What Alberta post-secondaries need to know about moving data to the cloud
Wednesday, November 27, 2013
2:45 pm — 4:15 pm
Interested in moving your data to the cloud but feeling uneasy about security concerns and standards? How does the US Patriot Act affect your professors and students? Who owns cross-border research? How should an educator approach its privacy policies?
This session goes in depth about Canadian laws and Alberta policies and discuss best practices for post-secondary institutions.
Frank Work Q.C.
Frank began practicing law in Calgary in the 1980’s, during which time he worked for the Attorney General of Bermuda and was briefly seconded to the United Nations Environmental Program. In the early 90’s he was Senior Parliamentary Counsel to the Legislative Assembly of Alberta and counsel to the Ethics Commissioner. In 1995, he went to the Office of the Information and Privacy Commissioner of Alberta as General Counsel and was later named Assistant Commissioner. He became the Information and Privacy Commissioner of Alberta in 2001, and finished his second term in 2012.
He last worked for eHealth Ontario. Currently, he consults in the areas of information and privacy, ethics and accountability.

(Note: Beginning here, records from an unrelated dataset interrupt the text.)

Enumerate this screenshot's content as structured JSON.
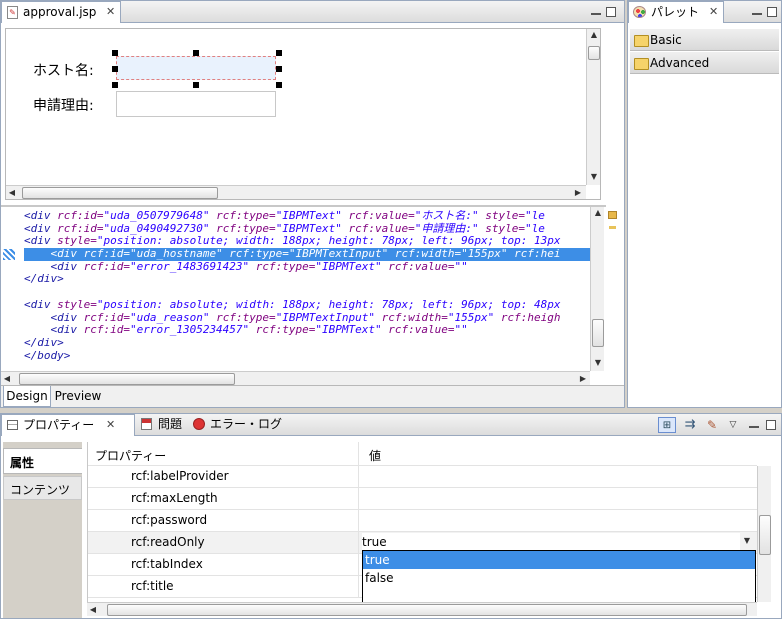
{
  "editor": {
    "tab_title": "approval.jsp",
    "form": {
      "hostname_label": "ホスト名:",
      "reason_label": "申請理由:"
    },
    "source_lines": [
      [
        [
          "tk-tag",
          "<div "
        ],
        [
          "tk-attr",
          "rcf:id="
        ],
        [
          "tk-str",
          "\"uda_0507979648\""
        ],
        [
          "tk-attr",
          " rcf:type="
        ],
        [
          "tk-str",
          "\"IBPMText\""
        ],
        [
          "tk-attr",
          " rcf:value="
        ],
        [
          "tk-str",
          "\"ホスト名:\""
        ],
        [
          "tk-attr",
          " style="
        ],
        [
          "tk-str",
          "\"le"
        ]
      ],
      [
        [
          "tk-tag",
          "<div "
        ],
        [
          "tk-attr",
          "rcf:id="
        ],
        [
          "tk-str",
          "\"uda_0490492730\""
        ],
        [
          "tk-attr",
          " rcf:type="
        ],
        [
          "tk-str",
          "\"IBPMText\""
        ],
        [
          "tk-attr",
          " rcf:value="
        ],
        [
          "tk-str",
          "\"申請理由:\""
        ],
        [
          "tk-attr",
          " style="
        ],
        [
          "tk-str",
          "\"le"
        ]
      ],
      [
        [
          "tk-tag",
          "<div "
        ],
        [
          "tk-attr",
          "style="
        ],
        [
          "tk-str",
          "\"position: absolute; width: 188px; height: 78px; left: 96px; top: 13px"
        ]
      ],
      [
        [
          "tk-tag",
          "    <div "
        ],
        [
          "tk-attr",
          "rcf:id="
        ],
        [
          "tk-str",
          "\"uda_hostname\""
        ],
        [
          "tk-attr",
          " rcf:type="
        ],
        [
          "tk-str",
          "\"IBPMTextInput\""
        ],
        [
          "tk-attr",
          " rcf:width="
        ],
        [
          "tk-str",
          "\"155px\""
        ],
        [
          "tk-attr",
          " rcf:hei"
        ]
      ],
      [
        [
          "tk-tag",
          "    <div "
        ],
        [
          "tk-attr",
          "rcf:id="
        ],
        [
          "tk-str",
          "\"error_1483691423\""
        ],
        [
          "tk-attr",
          " rcf:type="
        ],
        [
          "tk-str",
          "\"IBPMText\""
        ],
        [
          "tk-attr",
          " rcf:value="
        ],
        [
          "tk-str",
          "\"\""
        ]
      ],
      [
        [
          "tk-tag",
          "</div>"
        ]
      ],
      [
        [
          "tk-tag",
          ""
        ]
      ],
      [
        [
          "tk-tag",
          "<div "
        ],
        [
          "tk-attr",
          "style="
        ],
        [
          "tk-str",
          "\"position: absolute; width: 188px; height: 78px; left: 96px; top: 48px"
        ]
      ],
      [
        [
          "tk-tag",
          "    <div "
        ],
        [
          "tk-attr",
          "rcf:id="
        ],
        [
          "tk-str",
          "\"uda_reason\""
        ],
        [
          "tk-attr",
          " rcf:type="
        ],
        [
          "tk-str",
          "\"IBPMTextInput\""
        ],
        [
          "tk-attr",
          " rcf:width="
        ],
        [
          "tk-str",
          "\"155px\""
        ],
        [
          "tk-attr",
          " rcf:heigh"
        ]
      ],
      [
        [
          "tk-tag",
          "    <div "
        ],
        [
          "tk-attr",
          "rcf:id="
        ],
        [
          "tk-str",
          "\"error_1305234457\""
        ],
        [
          "tk-attr",
          " rcf:type="
        ],
        [
          "tk-str",
          "\"IBPMText\""
        ],
        [
          "tk-attr",
          " rcf:value="
        ],
        [
          "tk-str",
          "\"\""
        ]
      ],
      [
        [
          "tk-tag",
          "</div>"
        ]
      ],
      [
        [
          "tk-tag",
          "</body>"
        ]
      ]
    ],
    "selected_line": 3,
    "bottom_tabs": [
      "Design",
      "Preview"
    ]
  },
  "palette": {
    "title": "パレット",
    "categories": [
      "Basic",
      "Advanced"
    ]
  },
  "properties_view": {
    "tabs": [
      "プロパティー",
      "問題",
      "エラー・ログ"
    ],
    "side_tabs": [
      "属性",
      "コンテンツ"
    ],
    "columns": {
      "name": "プロパティー",
      "value": "値"
    },
    "rows": [
      {
        "name": "rcf:labelProvider",
        "value": ""
      },
      {
        "name": "rcf:maxLength",
        "value": ""
      },
      {
        "name": "rcf:password",
        "value": ""
      },
      {
        "name": "rcf:readOnly",
        "value": "true"
      },
      {
        "name": "rcf:tabIndex",
        "value": ""
      },
      {
        "name": "rcf:title",
        "value": ""
      }
    ],
    "dropdown": {
      "options": [
        "true",
        "false"
      ],
      "highlighted": "true"
    }
  },
  "colors": {
    "selection": "#3d8ee6",
    "border": "#99a8be"
  }
}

Director, Office of the General Counsel and Board Secretariat
Information and Privacy Officer, Ryerson University
Heather joined Ryerson in 2006, when the application of Ontario’s Freedom of Information and Protection of Privacy Act was broadened to include universities. Her office oversees access-to-information request processing, privacy impact assessments, privacy incidents and breaches, information security threat-risk assessments, and records management. Heather has a Ph.D in Canadian History from the University of Alberta.
David TS Fraser
Partner, McInnes Cooper
David is well-known as one of Canada’s leading internet, technology and privacy lawyers. He regularly advises a range of clients — from start-ups to Fortune 100 companies — on all aspects of technology and privacy laws.
He is well-regarded for his in-depth knowledge of privacy and cloud computing, and has an ability to cut through the fear, uncertainty and doubt surrounding the adoption of cloud computing. He regularly counsels both Canadian and international clients and is a frequently invited speaker on privacy and the cloud. He is the author of the popular Canadian Privacy Law Blog. In addition, David is the Past President of the Canadian IT Law Association and the former Chair of National Privacy and Access Law Section of the Canadian Bar Association.